100 years’ succession plan displayed in all its glorious splendour on the balcony of Buckingham Palace at the weekend.  Family ties to one side, could there be a helpful stability that comes with the open knowledge about who might succeed into a key leadership position?  At the very least that it will be someone who has been prepared, who ‘gets’ the culture and direction of travel and, importantly, knows the key players and their strengths and weaknesses.  Such a person can plan for ongoing improvements and put their own leadership stamp on a business without feeling the need for immediate, wholesale change and ‘cullings’ à la Machiavelli.

There are other, tangible reasons for assuming internal succession and investing in developing leaders to ensure they are ready.  According to the regular Strategy& ‘CEO Success Study’, internally appointed CEOs tend to outperform outsiders, and maybe unsurprisingly therefore also have longer tenures and stronger shareholder returns.

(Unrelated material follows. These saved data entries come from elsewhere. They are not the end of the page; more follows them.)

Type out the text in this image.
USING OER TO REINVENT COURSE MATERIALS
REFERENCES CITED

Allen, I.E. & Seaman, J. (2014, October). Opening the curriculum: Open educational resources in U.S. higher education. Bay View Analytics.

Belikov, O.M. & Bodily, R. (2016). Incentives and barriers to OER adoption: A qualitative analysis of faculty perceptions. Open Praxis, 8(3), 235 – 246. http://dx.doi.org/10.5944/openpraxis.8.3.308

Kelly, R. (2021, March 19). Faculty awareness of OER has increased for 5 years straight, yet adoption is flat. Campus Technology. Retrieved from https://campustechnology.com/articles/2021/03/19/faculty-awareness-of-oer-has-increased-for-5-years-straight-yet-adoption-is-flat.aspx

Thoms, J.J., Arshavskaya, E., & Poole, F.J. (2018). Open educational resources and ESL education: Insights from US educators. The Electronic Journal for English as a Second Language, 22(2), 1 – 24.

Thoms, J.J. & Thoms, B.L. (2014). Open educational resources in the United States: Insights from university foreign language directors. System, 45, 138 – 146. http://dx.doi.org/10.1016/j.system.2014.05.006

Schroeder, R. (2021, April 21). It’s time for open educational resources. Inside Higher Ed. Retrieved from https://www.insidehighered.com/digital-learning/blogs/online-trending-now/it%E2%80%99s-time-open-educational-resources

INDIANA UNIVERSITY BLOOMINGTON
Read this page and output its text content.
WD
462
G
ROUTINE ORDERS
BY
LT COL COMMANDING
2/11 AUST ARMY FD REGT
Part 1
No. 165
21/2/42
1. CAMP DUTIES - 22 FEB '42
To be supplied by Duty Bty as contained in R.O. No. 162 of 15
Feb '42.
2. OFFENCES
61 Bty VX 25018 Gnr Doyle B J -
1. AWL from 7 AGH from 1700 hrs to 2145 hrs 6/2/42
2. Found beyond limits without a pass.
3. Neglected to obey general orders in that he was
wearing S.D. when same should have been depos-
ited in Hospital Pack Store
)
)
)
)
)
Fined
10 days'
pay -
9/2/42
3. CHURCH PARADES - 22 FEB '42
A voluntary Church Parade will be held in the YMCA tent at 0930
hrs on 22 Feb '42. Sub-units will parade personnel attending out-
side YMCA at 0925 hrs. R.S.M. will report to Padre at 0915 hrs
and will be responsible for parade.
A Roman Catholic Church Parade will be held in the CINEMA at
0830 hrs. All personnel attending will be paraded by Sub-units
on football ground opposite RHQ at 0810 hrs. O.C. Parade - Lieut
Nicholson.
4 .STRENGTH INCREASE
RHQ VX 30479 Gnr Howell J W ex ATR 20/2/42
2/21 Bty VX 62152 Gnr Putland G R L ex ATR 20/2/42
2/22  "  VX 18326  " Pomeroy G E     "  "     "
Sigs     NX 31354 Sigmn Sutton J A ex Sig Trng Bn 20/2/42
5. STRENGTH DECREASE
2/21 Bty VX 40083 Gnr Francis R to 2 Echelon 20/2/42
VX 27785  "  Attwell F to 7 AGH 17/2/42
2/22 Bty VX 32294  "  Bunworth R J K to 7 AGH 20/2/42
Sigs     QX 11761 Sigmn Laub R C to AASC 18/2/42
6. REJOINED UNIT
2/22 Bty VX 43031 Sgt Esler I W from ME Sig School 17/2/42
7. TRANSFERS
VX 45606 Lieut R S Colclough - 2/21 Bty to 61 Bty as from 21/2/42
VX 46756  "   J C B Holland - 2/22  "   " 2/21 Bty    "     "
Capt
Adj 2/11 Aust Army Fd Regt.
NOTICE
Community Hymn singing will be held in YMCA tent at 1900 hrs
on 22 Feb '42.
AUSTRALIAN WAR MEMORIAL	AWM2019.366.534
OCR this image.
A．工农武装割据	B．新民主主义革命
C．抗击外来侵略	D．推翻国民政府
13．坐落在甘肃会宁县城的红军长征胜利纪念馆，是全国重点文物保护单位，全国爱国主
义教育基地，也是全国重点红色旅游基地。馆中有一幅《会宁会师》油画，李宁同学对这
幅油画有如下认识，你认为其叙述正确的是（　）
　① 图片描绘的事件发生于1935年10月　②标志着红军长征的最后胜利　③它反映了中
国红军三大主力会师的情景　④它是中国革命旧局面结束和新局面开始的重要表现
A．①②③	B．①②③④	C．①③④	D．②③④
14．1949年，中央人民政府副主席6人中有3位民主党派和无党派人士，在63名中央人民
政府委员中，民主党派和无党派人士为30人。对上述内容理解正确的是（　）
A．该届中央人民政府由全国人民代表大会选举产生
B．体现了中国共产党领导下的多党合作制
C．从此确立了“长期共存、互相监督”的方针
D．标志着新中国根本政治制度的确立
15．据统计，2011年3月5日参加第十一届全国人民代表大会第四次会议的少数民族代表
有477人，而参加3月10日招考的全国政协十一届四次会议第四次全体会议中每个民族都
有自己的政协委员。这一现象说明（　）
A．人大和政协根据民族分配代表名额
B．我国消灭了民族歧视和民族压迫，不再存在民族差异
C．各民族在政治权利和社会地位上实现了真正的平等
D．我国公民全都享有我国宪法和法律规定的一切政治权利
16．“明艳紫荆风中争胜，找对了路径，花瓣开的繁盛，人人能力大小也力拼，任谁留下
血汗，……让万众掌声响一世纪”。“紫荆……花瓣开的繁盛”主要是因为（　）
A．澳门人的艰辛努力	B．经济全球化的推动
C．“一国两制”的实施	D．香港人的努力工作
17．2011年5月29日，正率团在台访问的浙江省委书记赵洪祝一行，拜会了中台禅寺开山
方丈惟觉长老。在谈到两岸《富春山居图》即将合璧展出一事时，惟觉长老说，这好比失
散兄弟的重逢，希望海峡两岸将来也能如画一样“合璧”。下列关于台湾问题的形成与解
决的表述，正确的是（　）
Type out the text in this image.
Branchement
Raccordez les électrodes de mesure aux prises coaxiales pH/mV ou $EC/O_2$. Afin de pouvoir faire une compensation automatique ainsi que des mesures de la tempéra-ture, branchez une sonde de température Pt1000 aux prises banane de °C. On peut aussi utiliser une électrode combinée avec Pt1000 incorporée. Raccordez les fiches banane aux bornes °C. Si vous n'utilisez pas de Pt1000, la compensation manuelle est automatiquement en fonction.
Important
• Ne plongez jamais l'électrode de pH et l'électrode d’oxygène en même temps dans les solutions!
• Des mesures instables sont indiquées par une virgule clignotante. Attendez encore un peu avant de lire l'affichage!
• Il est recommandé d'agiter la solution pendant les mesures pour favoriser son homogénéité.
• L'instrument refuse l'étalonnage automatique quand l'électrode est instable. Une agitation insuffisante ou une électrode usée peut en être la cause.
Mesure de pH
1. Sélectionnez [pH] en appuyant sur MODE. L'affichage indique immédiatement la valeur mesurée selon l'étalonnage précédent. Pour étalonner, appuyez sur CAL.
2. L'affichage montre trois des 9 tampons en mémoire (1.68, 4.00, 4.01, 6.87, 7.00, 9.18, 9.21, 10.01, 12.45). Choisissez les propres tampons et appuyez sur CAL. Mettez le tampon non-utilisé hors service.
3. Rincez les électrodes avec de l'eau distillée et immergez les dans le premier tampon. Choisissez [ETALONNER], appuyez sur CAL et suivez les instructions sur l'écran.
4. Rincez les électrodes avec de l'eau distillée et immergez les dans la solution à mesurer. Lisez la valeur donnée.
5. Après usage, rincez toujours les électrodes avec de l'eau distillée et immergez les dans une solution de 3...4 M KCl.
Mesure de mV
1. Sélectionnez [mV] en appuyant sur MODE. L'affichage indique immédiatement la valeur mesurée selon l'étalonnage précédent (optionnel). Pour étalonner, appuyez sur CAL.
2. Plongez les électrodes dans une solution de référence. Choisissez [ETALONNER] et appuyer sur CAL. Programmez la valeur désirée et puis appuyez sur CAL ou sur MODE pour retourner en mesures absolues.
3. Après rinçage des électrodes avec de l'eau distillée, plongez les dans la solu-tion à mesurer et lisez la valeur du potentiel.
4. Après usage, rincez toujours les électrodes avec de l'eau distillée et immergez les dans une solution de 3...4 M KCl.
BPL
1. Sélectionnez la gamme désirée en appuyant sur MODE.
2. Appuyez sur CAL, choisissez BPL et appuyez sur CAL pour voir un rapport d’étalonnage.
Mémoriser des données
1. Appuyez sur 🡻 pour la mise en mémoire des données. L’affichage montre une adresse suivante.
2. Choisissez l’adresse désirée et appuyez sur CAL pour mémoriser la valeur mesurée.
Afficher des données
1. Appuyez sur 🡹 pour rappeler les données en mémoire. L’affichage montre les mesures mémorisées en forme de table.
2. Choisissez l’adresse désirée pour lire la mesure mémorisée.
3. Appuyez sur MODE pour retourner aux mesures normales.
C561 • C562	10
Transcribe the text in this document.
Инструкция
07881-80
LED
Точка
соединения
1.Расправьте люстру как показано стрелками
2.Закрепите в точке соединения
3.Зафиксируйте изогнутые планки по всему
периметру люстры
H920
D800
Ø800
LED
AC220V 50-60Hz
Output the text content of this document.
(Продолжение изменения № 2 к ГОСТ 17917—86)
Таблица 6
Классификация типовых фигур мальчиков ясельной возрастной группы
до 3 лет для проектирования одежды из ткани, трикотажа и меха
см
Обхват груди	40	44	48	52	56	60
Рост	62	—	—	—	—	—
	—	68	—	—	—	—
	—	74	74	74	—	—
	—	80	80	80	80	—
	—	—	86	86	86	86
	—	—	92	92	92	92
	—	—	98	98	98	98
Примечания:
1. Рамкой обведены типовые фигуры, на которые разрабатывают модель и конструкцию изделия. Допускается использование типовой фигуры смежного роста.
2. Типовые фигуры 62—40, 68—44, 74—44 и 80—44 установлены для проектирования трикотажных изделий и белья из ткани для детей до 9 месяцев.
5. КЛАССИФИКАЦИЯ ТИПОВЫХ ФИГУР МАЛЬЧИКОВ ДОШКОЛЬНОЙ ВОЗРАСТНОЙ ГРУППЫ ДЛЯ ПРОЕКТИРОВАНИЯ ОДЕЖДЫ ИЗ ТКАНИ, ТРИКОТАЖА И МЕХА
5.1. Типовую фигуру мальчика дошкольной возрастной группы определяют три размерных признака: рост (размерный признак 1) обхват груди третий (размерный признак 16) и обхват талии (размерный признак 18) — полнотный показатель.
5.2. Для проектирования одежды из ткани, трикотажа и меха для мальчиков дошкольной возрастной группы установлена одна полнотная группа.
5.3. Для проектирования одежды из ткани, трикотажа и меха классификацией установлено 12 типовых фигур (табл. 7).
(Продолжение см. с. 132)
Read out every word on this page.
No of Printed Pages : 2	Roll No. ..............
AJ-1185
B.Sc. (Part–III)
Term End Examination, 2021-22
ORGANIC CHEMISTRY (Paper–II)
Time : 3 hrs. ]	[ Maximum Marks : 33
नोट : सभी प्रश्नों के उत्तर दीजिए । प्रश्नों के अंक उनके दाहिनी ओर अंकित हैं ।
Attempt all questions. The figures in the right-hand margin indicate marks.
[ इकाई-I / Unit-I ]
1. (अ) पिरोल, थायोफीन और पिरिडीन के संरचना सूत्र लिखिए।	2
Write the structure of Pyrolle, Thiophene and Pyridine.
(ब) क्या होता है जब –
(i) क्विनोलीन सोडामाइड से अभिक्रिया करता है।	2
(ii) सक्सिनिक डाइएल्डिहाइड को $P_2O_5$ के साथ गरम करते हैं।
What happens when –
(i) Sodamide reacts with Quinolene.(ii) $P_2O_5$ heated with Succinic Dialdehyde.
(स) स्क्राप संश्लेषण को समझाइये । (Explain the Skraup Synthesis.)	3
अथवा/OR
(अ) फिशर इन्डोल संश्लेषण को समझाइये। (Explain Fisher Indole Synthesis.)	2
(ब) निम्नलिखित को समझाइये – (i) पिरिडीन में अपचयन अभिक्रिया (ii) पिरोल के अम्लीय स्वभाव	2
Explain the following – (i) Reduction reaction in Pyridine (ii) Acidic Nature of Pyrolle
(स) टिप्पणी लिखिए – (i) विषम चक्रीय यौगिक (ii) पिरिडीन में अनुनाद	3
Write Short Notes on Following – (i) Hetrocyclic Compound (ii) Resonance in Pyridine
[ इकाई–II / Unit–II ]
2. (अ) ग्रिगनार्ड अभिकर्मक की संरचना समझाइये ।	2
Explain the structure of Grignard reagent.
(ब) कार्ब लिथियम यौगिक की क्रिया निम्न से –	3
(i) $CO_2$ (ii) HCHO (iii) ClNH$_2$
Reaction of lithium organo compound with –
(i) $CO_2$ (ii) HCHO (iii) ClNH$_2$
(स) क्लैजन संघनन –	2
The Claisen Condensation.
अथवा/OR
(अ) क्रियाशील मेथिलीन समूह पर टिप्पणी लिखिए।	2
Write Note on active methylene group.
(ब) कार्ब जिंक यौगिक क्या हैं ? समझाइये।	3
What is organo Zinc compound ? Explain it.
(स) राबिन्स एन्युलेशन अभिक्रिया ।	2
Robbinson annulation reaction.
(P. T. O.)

Even with this evidence, much of the UK still seems to work on the basis that the devil you don’t know is better than the devil you do, with around half of top UK businesses looking to external candidates.  It’s a high risk strategy given the market impact of a mis-step.  In 2022 when a news article published uncertainty around whether UK company Future’s CEO was to stay, the company was felt to be underprepared and stock fell by 15% on the day after publication.

There are of course occasions when a business really does need a cultural shift to deliver sustainable improvement and even support its very survival.  In such a case an external appointment can usefully act as a transformation trigger, setting the expectation for change and driving progress.  This option can still be catered for in active succession management.  

The message is an often repeated one, that failing to plan is planning to fail.

In order to get a decent fix on the stability of the organisation’s leadership it is crucial to directly integrate personally tailored leadership development plans and coaching with ongoing and ‘live’ discussions on future business needs and potential successors – planning for succession rather than a succession plan.  It’s the only way if you want to do it well and in a way that is anywhere near meaningful.